The Gen system provides a scalable platform, from gram-scale R&D (Gen 1) to kilogram-scale demonstration (Gen 2), commercial (Gen 3), and industrial-scale (Gen 4) production. The process is agnostic to oxide composition. As a result, the Gen units are not constrained by product type, allowing Metalysis to support a wide variety of customer applications using the same core technology.
This ability to create unique physical and chemical attributes has seen Metalysis emerge as a global partner to the advanced electronics sectors, semiconductors and capacitors, clean energy, aerospace, hypersonics, space and other advanced manufacturing verticals that require specific novel and innovative materials.

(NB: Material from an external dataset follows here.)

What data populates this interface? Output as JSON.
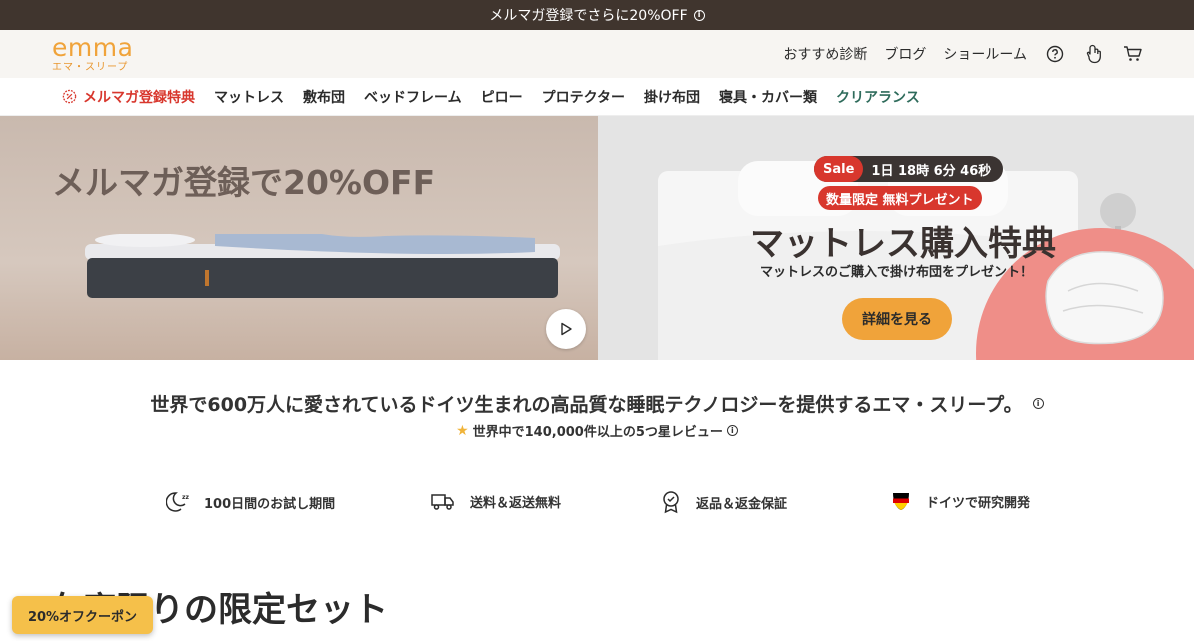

These are applications where traditional manufacturers struggle due to inherent limitations in their production processes.
“A range of advanced manufacturing sectors come to Metalysis because of our core suite of products – capacitor grade tantalum, scandium tri-aluminide (Al3Sc), niobium alloys and our ability to create lightweight refractory high entropy alloys, and because clients know that with all the materials that we produce we bring unique and bespoke physical and chemical attributes to the end-material, meaning we are without competition across a range of products. The recent REE controls by the Chinese have accelerated this process as clients require metal feedstocks and midstream processing from outside of China, and this will be the dominant trend across critical materials over the next few years,” concluded Shah.